A few Sochi 2014 slopestyle competitors are still having grumbles about the course design, even after the jump heights were reduced by around two feet each. El Blanco himself claims that the run is a little scary, saying, "It puts a damper on the whole mood and it's kind of like you're getting ready to do a big trick and you see something like that. Intimidating."
After tweaking his wrist in practice yesterday he might have a point, though it would appear that he is joining a minority here. The Canadians appear to be loving it, with Spencer O'Brien and Karly Piper-Shorr reportedly amongst the first women to step up to the big jumps.
X Games silver and gold medalists Mark McMorris and Maxence Parrot were both in agreement too, Parrot chirping in, "The jumps were not perfect yesterday, but I still had fun. Today it was perfect. I don't think it can get much better."
Snowboarding's dangerous. But crossing the street is dangerous, too.
So nothing can get better than perfect? Thanks Max. Mr McMorris put it slightly better: "I don't think it's dangerous. Snowboarding's dangerous. But crossing the street is dangerous, too."
More eloquent stuff there. One thing we've learned for sure with all this Olympic madness is that getting quotes from top-level 'athletes' is about as thrilling as listening to the voice-over track on the Art Of Flight wearing a blindfold with everything else on mute.
Whilst the mainstream media seems to be focusing on the jumps and the rail that saw Torstein off (it's very weird Google-ing Horgmo and being hit with the Guardian), it's the other features that are getting flack from on the ground. An anonymous source says, in reference to the wave rail: "You mean the 1997 piece of dog shit? No one is touching that – or the ride on box next to it. FIS is trying to look big and impressive but they don't get it."
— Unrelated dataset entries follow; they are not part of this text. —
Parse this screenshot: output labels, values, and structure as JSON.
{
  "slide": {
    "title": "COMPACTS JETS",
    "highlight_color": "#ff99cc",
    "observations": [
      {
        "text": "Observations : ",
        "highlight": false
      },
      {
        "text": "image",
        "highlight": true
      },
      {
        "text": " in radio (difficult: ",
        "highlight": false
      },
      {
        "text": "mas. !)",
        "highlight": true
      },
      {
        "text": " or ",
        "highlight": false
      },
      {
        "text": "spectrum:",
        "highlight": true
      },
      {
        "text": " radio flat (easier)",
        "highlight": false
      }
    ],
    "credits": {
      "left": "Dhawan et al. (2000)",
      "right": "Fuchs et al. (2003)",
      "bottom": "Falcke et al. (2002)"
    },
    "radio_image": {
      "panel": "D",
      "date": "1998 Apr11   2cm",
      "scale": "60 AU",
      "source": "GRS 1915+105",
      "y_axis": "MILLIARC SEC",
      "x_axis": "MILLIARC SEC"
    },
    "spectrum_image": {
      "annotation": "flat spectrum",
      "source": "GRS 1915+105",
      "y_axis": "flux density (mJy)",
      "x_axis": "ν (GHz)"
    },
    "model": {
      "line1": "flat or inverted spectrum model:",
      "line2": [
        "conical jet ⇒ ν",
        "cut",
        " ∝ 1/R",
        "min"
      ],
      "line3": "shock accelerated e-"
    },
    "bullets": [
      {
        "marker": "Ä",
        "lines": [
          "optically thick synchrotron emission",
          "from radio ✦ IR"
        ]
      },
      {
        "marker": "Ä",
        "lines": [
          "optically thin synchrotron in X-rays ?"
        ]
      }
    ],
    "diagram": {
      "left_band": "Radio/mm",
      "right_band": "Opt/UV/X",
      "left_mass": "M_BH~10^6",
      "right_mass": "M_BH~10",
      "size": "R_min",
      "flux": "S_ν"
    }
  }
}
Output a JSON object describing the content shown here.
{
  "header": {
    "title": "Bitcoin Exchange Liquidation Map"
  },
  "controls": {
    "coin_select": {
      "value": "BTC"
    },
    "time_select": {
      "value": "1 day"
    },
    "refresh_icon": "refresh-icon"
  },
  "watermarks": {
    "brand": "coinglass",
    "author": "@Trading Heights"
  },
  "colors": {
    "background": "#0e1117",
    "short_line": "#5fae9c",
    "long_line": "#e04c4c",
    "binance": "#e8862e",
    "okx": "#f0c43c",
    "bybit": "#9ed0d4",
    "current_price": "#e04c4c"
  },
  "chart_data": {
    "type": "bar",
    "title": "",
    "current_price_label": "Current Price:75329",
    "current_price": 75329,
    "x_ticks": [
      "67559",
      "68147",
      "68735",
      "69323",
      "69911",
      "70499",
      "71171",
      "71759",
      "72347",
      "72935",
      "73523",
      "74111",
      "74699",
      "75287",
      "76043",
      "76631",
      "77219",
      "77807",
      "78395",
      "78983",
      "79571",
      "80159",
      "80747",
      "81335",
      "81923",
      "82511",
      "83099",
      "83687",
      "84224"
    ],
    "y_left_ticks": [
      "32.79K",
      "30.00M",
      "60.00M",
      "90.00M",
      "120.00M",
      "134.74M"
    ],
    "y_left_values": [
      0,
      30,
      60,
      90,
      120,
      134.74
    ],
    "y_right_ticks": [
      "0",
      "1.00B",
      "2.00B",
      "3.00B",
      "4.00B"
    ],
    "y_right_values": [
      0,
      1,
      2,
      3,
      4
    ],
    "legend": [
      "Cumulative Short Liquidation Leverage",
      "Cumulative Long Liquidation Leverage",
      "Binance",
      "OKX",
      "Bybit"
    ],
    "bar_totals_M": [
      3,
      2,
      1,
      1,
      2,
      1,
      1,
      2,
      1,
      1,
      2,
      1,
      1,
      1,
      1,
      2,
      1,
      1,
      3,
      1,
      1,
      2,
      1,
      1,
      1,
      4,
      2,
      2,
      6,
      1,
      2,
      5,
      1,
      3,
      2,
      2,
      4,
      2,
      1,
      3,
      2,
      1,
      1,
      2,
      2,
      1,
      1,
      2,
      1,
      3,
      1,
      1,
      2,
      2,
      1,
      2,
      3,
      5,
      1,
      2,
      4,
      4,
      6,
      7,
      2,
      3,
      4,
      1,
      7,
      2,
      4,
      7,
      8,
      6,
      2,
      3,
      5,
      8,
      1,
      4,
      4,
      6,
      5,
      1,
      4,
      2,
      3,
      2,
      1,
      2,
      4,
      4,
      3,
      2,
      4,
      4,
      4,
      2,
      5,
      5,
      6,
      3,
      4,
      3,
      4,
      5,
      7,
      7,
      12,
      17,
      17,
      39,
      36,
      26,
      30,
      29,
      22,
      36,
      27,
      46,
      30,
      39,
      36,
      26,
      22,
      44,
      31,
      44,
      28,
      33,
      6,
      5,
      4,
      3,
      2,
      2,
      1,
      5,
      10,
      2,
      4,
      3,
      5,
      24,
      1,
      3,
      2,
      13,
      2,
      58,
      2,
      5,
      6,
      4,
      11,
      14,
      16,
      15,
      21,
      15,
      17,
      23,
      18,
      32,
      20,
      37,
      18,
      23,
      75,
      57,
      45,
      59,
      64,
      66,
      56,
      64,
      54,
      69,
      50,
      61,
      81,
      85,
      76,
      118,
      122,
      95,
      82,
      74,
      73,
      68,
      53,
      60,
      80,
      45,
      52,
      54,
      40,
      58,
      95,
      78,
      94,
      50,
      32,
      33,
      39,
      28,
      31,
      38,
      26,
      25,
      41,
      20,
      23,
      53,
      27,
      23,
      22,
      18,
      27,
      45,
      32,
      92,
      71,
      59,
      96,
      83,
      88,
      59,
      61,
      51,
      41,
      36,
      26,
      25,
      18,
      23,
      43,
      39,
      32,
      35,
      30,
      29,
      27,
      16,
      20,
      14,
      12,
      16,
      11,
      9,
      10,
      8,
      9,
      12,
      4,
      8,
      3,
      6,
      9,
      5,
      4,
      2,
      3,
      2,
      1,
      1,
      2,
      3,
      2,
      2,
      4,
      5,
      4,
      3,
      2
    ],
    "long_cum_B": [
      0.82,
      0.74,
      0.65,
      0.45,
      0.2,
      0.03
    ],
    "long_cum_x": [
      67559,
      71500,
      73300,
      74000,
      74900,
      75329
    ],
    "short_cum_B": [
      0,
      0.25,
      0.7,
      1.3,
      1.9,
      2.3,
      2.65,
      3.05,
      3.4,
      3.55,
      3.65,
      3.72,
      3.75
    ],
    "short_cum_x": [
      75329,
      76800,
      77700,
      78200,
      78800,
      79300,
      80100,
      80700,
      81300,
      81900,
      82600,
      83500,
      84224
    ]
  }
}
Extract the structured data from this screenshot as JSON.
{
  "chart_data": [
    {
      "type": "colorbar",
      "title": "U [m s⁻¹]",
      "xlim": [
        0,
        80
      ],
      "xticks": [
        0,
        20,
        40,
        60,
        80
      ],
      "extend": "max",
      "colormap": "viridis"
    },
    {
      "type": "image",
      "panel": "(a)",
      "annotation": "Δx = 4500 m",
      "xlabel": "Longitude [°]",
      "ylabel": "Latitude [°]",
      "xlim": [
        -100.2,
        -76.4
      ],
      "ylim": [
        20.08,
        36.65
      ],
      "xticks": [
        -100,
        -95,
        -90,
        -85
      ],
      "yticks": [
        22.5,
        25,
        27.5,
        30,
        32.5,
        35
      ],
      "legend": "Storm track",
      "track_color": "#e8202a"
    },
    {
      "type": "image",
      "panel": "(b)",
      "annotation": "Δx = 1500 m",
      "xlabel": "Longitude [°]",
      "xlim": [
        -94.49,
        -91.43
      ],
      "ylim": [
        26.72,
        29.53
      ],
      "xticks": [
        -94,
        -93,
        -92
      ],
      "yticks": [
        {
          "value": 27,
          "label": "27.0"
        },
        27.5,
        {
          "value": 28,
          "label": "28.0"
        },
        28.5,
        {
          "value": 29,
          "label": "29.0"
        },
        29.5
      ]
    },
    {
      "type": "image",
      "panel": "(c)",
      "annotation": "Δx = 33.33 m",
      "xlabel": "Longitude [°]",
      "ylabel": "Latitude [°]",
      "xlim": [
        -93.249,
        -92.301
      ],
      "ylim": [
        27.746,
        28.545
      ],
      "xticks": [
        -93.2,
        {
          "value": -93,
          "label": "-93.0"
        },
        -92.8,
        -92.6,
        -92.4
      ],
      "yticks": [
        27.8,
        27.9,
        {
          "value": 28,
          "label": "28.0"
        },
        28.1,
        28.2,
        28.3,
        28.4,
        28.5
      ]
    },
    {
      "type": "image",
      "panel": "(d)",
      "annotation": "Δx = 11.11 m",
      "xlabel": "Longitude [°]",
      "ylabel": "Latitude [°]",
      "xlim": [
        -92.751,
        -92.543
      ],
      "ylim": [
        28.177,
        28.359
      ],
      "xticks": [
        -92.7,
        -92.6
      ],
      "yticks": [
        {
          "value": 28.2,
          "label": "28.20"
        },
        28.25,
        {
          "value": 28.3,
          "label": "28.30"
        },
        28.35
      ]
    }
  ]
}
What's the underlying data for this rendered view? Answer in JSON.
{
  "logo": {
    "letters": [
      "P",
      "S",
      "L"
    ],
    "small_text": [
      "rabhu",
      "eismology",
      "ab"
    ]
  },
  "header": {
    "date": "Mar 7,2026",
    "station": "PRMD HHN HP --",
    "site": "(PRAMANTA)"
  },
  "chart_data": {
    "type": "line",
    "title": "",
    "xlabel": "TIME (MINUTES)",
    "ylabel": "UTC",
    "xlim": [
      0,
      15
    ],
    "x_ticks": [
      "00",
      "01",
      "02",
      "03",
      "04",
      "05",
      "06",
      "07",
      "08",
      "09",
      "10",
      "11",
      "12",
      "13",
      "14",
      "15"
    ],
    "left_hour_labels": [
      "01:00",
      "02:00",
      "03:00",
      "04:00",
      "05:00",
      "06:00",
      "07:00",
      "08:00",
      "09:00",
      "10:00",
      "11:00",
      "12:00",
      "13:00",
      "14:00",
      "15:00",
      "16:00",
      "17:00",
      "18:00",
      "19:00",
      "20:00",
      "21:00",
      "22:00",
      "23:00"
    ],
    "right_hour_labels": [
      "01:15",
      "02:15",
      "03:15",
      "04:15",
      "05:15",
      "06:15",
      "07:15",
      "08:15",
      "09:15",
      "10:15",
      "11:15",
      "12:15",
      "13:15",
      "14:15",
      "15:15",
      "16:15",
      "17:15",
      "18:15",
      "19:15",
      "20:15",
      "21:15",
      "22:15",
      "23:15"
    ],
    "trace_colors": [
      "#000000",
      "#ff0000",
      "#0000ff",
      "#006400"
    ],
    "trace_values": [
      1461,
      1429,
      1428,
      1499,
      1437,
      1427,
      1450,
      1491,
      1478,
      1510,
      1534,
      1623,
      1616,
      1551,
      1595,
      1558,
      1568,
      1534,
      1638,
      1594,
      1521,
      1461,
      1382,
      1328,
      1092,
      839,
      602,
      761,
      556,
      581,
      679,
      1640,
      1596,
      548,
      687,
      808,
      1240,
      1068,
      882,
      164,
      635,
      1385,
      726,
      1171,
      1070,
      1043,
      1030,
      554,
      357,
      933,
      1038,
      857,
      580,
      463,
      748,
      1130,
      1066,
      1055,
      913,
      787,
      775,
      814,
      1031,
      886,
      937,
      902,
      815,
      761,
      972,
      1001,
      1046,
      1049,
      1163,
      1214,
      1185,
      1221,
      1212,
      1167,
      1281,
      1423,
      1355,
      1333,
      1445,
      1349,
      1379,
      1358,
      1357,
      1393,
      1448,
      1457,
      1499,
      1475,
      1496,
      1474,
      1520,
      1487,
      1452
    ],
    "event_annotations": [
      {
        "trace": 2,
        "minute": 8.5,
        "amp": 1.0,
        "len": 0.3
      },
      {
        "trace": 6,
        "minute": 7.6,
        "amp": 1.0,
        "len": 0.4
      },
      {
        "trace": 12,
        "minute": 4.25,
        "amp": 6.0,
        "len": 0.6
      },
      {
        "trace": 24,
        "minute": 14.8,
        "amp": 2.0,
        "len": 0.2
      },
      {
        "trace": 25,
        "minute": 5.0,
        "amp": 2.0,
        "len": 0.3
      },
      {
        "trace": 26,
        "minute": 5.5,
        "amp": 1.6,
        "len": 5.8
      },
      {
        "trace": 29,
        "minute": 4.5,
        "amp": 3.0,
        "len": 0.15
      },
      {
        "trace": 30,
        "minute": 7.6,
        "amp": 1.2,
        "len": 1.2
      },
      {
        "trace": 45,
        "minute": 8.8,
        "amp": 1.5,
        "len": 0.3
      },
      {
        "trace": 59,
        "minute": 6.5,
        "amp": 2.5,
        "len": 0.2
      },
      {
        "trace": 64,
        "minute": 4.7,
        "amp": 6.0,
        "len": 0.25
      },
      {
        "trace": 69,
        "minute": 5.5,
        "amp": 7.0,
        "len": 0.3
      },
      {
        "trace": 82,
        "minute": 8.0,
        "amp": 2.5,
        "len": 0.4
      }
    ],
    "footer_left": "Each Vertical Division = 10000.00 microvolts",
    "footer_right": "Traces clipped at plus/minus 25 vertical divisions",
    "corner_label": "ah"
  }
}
But again, the course has been well received by others - in other words, as with every event, some folk like the set-up and others don't.
It is a beast though, and after seeing it in full for the first time yesterday opinions on the web range from "Sooo big (that's what she said)," to bewilderment as to why the event staff seemed to had hidden "all the downed bodies of injured Olympians scattered along the course."
Whatever you can say about the size of the course, we're still pretty pleased that 'anti-gay' Russia has painted all the features in a rather fetching shade of pink, as well as giving all the staff nice rainbow coloured gloves.